0rion79
Member
- Joined
- 22/12/2016
- Messages
- 441
Hi, I have just finished my latest game with a MELEE MAGE BUILT and I want to share my 2-cents opinion about this.
I played at the easiest level and yet playing with the mage has been so frustrating that in some moments I was so furious that I almost wanted to smash my smartphone.
The worst part has been (and still is) the Ark, followed by the ending part of the square labyrinth with shadow creatures, part of Hirge's personal quest. Never happened with any other class.
So far, these have been the causes that made it that hard:
1) limits of the game engine that make very hard to properly aim to foes and to control the adventurers party
2) the peculiarities of the mage, that is very unsuitable for solo playing. (not impossible, yet it is much harder than other classes)
More into detail, I have found problematic the melee mage's ...:
- need of several abilities to properly attack and defend
- high skill points cost to develop these abilities
- high mana cost of the most recent abilities that, even effective, make the mage highly dependent by potions to constantly refuel
- mage's armor spell counts radiation damage as an attack, fading earlier than expected.
Especially within the Ark, I had a very hard life vs. the frog-like robots that deal an impressive melee damage that not even the stone golem may endure long enough (plus it is so dumb that it always get involved into fire explosions), while the "steel wizards" that shot beams are relatively easy to handle due to the high electricity resistance that the mage may achieve thanks to unique equipment.
The new special abilities offered at Icemist are really nice to use, especially at high level when the game offers weapons with high elemental damage, but the extra damage doesn't compensate the mage's fragility. Also, elemental weapons are useless vs. certian foes and the "death" weapons are useless vs. undead and shadow creatures, so it's impossible to rely 100% on these attack forms. Some choices, as having a strong creature to summon, are almost "staple" choices to compensate but they quickly drain out of mana.
Maybe I have built it in a poor way, yet - in theory - a player shouldn't be forced to follow "staple choices" to survive : David himself added several items roughly at the same level right because he wanted players to enjoy variety without being forced into standard solutions.
I can't image what it means to play at harder levels if the easiest has been that hard!
I played at the easiest level and yet playing with the mage has been so frustrating that in some moments I was so furious that I almost wanted to smash my smartphone.

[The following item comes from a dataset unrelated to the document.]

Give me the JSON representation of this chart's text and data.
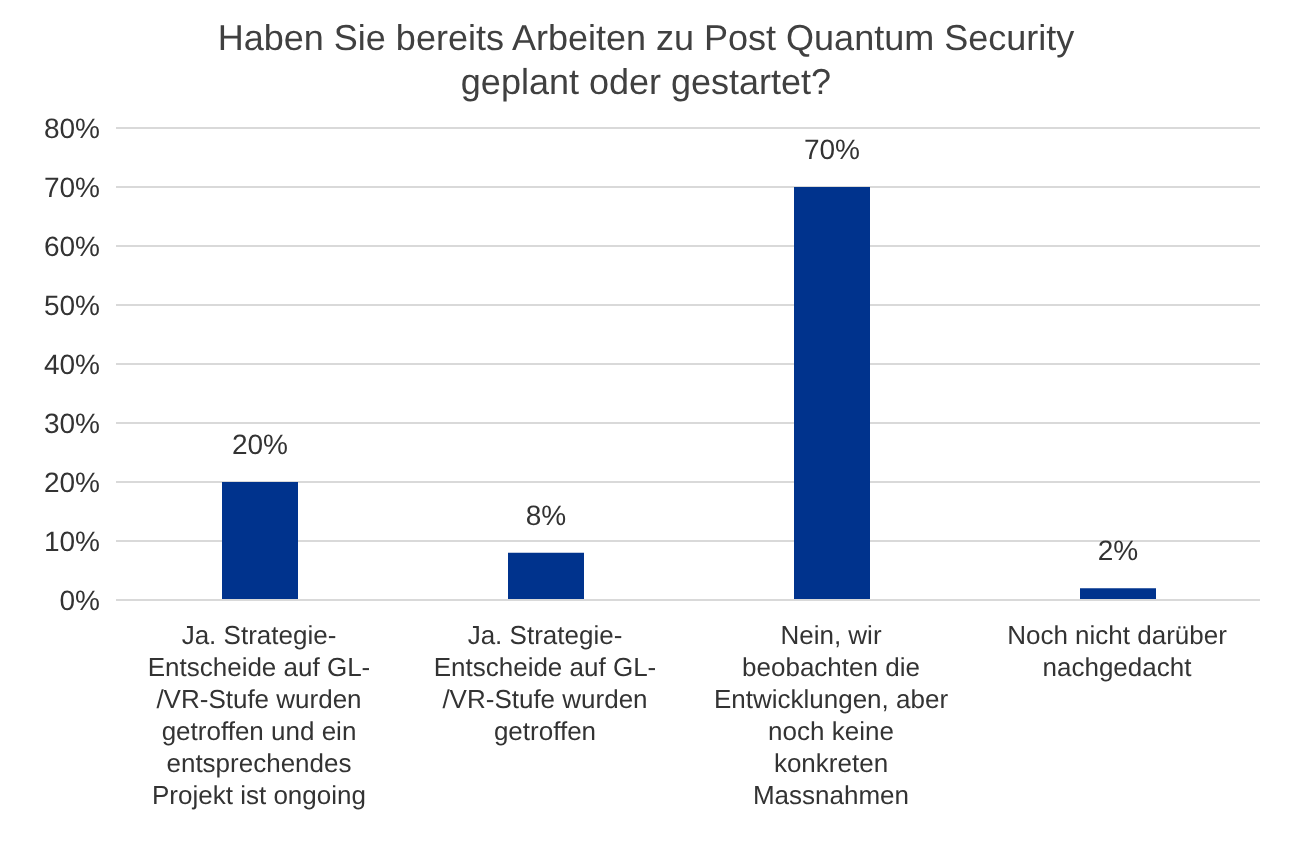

The worst part has been (and still is) the Ark, followed by the ending part of the square labyrinth with shadow creatures, part of Hirge's personal quest. Never happened with any other class.
So far, these have been the causes that made it that hard:
1) limits of the game engine that make very hard to properly aim to foes and to control the adventurers party
2) the peculiarities of the mage, that is very unsuitable for solo playing. (not impossible, yet it is much harder than other classes)
More into detail, I have found problematic the melee mage's ...:
- need of several abilities to properly attack and defend
- high skill points cost to develop these abilities
- high mana cost of the most recent abilities that, even effective, make the mage highly dependent by potions to constantly refuel
- mage's armor spell counts radiation damage as an attack, fading earlier than expected.
Especially within the Ark, I had a very hard life vs. the frog-like robots that deal an impressive melee damage that not even the stone golem may endure long enough (plus it is so dumb that it always get involved into fire explosions), while the "steel wizards" that shot beams are relatively easy to handle due to the high electricity resistance that the mage may achieve thanks to unique equipment.
The new special abilities offered at Icemist are really nice to use, especially at high level when the game offers weapons with high elemental damage, but the extra damage doesn't compensate the mage's fragility. Also, elemental weapons are useless vs. certian foes and the "death" weapons are useless vs. undead and shadow creatures, so it's impossible to rely 100% on these attack forms. Some choices, as having a strong creature to summon, are almost "staple" choices to compensate but they quickly drain out of mana.
Maybe I have built it in a poor way, yet - in theory - a player shouldn't be forced to follow "staple choices" to survive : David himself added several items roughly at the same level right because he wanted players to enjoy variety without being forced into standard solutions.
I can't image what it means to play at harder levels if the easiest has been that hard!